Writing in the latest issue of the journal Science, experts including Sharon M. Friedman of Lehigh University say that President Obama's Blue Ribbon Commission on America's Nuclear Future is not focusing enough on the social and political acceptability of possible solutions. "While scientific and technical analyses are essential, they will not and arguably should not carry the day unless they address, substantively and procedurally, the issues that concern the public," the experts write.
Composed of science and technology experts and several former politicians, the presidential commission "appears to be overlooking what social scientists have learned over 20 years about public perception of, and response to, the risks of nuclear wastes," according to Friedman, professor of journalism and communication and director of the Science and Environmental Writing Program at Lehigh.
Friedman has been studying risk communication about nuclear issues since 1979 when she was a consultant to the President's Commission on the Accident at Three Mile Island.
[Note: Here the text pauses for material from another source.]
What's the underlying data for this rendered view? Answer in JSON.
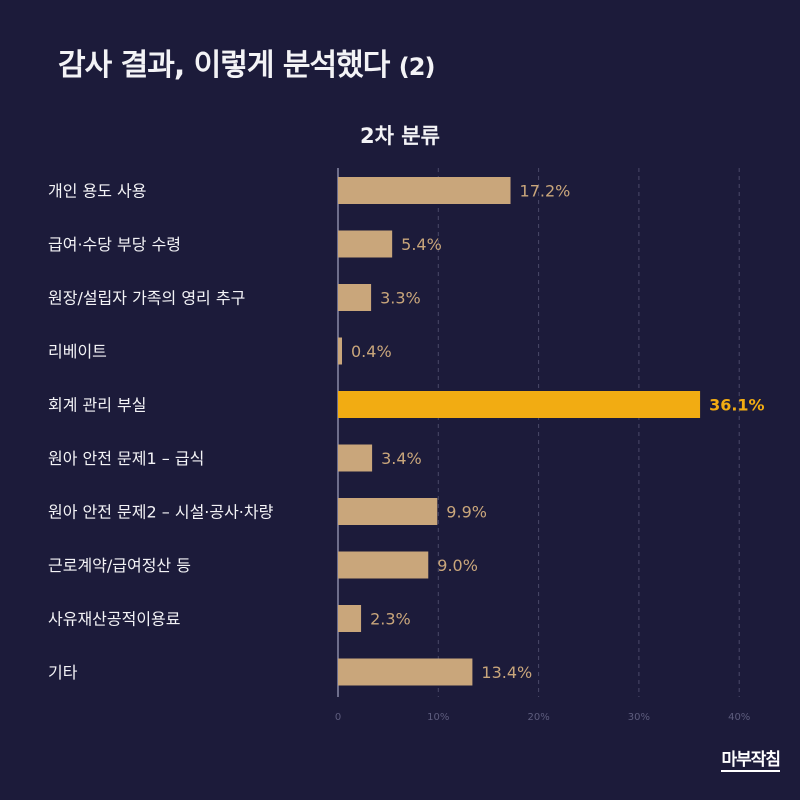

She has also served as a member of several National Academies' committees that have studied nuclear waste and radiation health effects issues.
"The issues around nuclear waste storage need to be evaluated in a transparent and cooperative environment between technical experts and the public," says Friedman. "Communicating with people about risks from radioactive waste is extremely difficult. You can't see or smell radiation, you don't know what it will do to you, and dangers from various exposure levels are hard to explain. All of this instills fear in people and works against public acceptability of proposed solutions for disposing of nuclear waste.
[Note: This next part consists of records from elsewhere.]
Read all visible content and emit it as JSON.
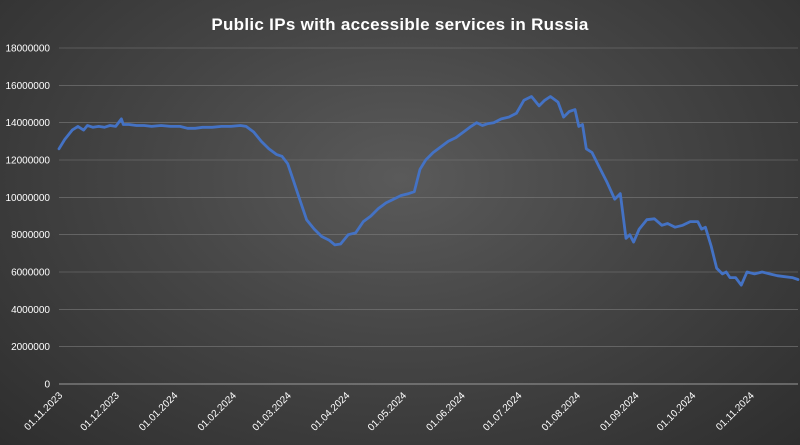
{
  "chart_data": {
    "type": "line",
    "title": "Public IPs with accessible services in Russia",
    "xlabel": "",
    "ylabel": "",
    "ylim": [
      0,
      18000000
    ],
    "yticks": [
      0,
      2000000,
      4000000,
      6000000,
      8000000,
      10000000,
      12000000,
      14000000,
      16000000,
      18000000
    ],
    "ytick_labels": [
      "0",
      "2000000",
      "4000000",
      "6000000",
      "8000000",
      "10000000",
      "12000000",
      "14000000",
      "16000000",
      "18000000"
    ],
    "xlim": [
      "2023-11-01",
      "2024-11-26"
    ],
    "xtick_labels": [
      "01.11.2023",
      "01.12.2023",
      "01.01.2024",
      "01.02.2024",
      "01.03.2024",
      "01.04.2024",
      "01.05.2024",
      "01.06.2024",
      "01.07.2024",
      "01.08.2024",
      "01.09.2024",
      "01.10.2024",
      "01.11.2024"
    ],
    "xtick_dates": [
      "2023-11-01",
      "2023-12-01",
      "2024-01-01",
      "2024-02-01",
      "2024-03-01",
      "2024-04-01",
      "2024-05-01",
      "2024-06-01",
      "2024-07-01",
      "2024-08-01",
      "2024-09-01",
      "2024-10-01",
      "2024-11-01"
    ],
    "grid": true,
    "legend": "none",
    "series": [
      {
        "color": "#4472c4",
        "x": [
          "2023-11-01",
          "2023-11-04",
          "2023-11-08",
          "2023-11-11",
          "2023-11-14",
          "2023-11-16",
          "2023-11-19",
          "2023-11-22",
          "2023-11-25",
          "2023-11-28",
          "2023-12-01",
          "2023-12-04",
          "2023-12-05",
          "2023-12-08",
          "2023-12-12",
          "2023-12-16",
          "2023-12-20",
          "2023-12-25",
          "2023-12-30",
          "2024-01-04",
          "2024-01-08",
          "2024-01-12",
          "2024-01-16",
          "2024-01-21",
          "2024-01-26",
          "2024-01-31",
          "2024-02-05",
          "2024-02-08",
          "2024-02-12",
          "2024-02-16",
          "2024-02-20",
          "2024-02-24",
          "2024-02-27",
          "2024-03-01",
          "2024-03-04",
          "2024-03-07",
          "2024-03-11",
          "2024-03-15",
          "2024-03-19",
          "2024-03-23",
          "2024-03-26",
          "2024-03-29",
          "2024-04-02",
          "2024-04-06",
          "2024-04-10",
          "2024-04-14",
          "2024-04-18",
          "2024-04-22",
          "2024-04-26",
          "2024-04-30",
          "2024-05-04",
          "2024-05-07",
          "2024-05-10",
          "2024-05-13",
          "2024-05-17",
          "2024-05-21",
          "2024-05-25",
          "2024-05-29",
          "2024-06-02",
          "2024-06-06",
          "2024-06-09",
          "2024-06-12",
          "2024-06-15",
          "2024-06-18",
          "2024-06-22",
          "2024-06-26",
          "2024-06-30",
          "2024-07-04",
          "2024-07-08",
          "2024-07-12",
          "2024-07-15",
          "2024-07-18",
          "2024-07-22",
          "2024-07-25",
          "2024-07-28",
          "2024-07-31",
          "2024-08-02",
          "2024-08-04",
          "2024-08-06",
          "2024-08-09",
          "2024-08-13",
          "2024-08-17",
          "2024-08-21",
          "2024-08-24",
          "2024-08-27",
          "2024-08-29",
          "2024-08-31",
          "2024-09-03",
          "2024-09-07",
          "2024-09-11",
          "2024-09-15",
          "2024-09-18",
          "2024-09-22",
          "2024-09-26",
          "2024-09-30",
          "2024-10-04",
          "2024-10-06",
          "2024-10-08",
          "2024-10-11",
          "2024-10-14",
          "2024-10-17",
          "2024-10-19",
          "2024-10-21",
          "2024-10-24",
          "2024-10-27",
          "2024-10-30",
          "2024-11-03",
          "2024-11-07",
          "2024-11-11",
          "2024-11-15",
          "2024-11-19",
          "2024-11-23",
          "2024-11-26"
        ],
        "y": [
          12600000,
          13100000,
          13600000,
          13800000,
          13600000,
          13850000,
          13750000,
          13800000,
          13750000,
          13850000,
          13800000,
          14200000,
          13900000,
          13900000,
          13850000,
          13850000,
          13800000,
          13850000,
          13800000,
          13800000,
          13700000,
          13700000,
          13750000,
          13750000,
          13800000,
          13800000,
          13850000,
          13800000,
          13500000,
          13000000,
          12600000,
          12300000,
          12200000,
          11800000,
          10900000,
          10000000,
          8800000,
          8300000,
          7900000,
          7700000,
          7450000,
          7500000,
          8000000,
          8100000,
          8700000,
          9000000,
          9400000,
          9700000,
          9900000,
          10100000,
          10200000,
          10300000,
          11500000,
          12000000,
          12400000,
          12700000,
          13000000,
          13200000,
          13500000,
          13800000,
          14000000,
          13850000,
          13950000,
          14000000,
          14200000,
          14300000,
          14500000,
          15200000,
          15400000,
          14900000,
          15200000,
          15400000,
          15100000,
          14300000,
          14600000,
          14700000,
          13800000,
          13900000,
          12600000,
          12400000,
          11600000,
          10800000,
          9900000,
          10200000,
          7800000,
          8000000,
          7600000,
          8300000,
          8800000,
          8850000,
          8500000,
          8600000,
          8400000,
          8500000,
          8700000,
          8700000,
          8300000,
          8400000,
          7400000,
          6200000,
          5900000,
          6000000,
          5700000,
          5700000,
          5300000,
          6000000,
          5900000,
          6000000,
          5900000,
          5800000,
          5750000,
          5700000,
          5600000
        ]
      }
    ]
  }
}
"A number of social science studies have already addressed how nuclear waste issues can impact communities and shape policy around these issues. This knowledge should not be wasted but used instead to help find solutions," Friedman says.
The Science paper comes while a "nuclear renaissance" has more than 50 reactors under construction in the world and another 100-plus planned over the next decade. Meanwhile, some 60,000 tons of high-level waste has accumulated in the United States without a successful waste-disposal program.
The paper goes on to say, "Addressing the relevant social issues does not guarantee success, but ignoring them increases the chances of repeating past failures, like Yucca Mountain." Highly controversial, Yucca Mountain was designated as the nation's main nuclear waste repository by Congress in 1982, but President Obama withdrew its funding and asked that its licensing application be withdrawn.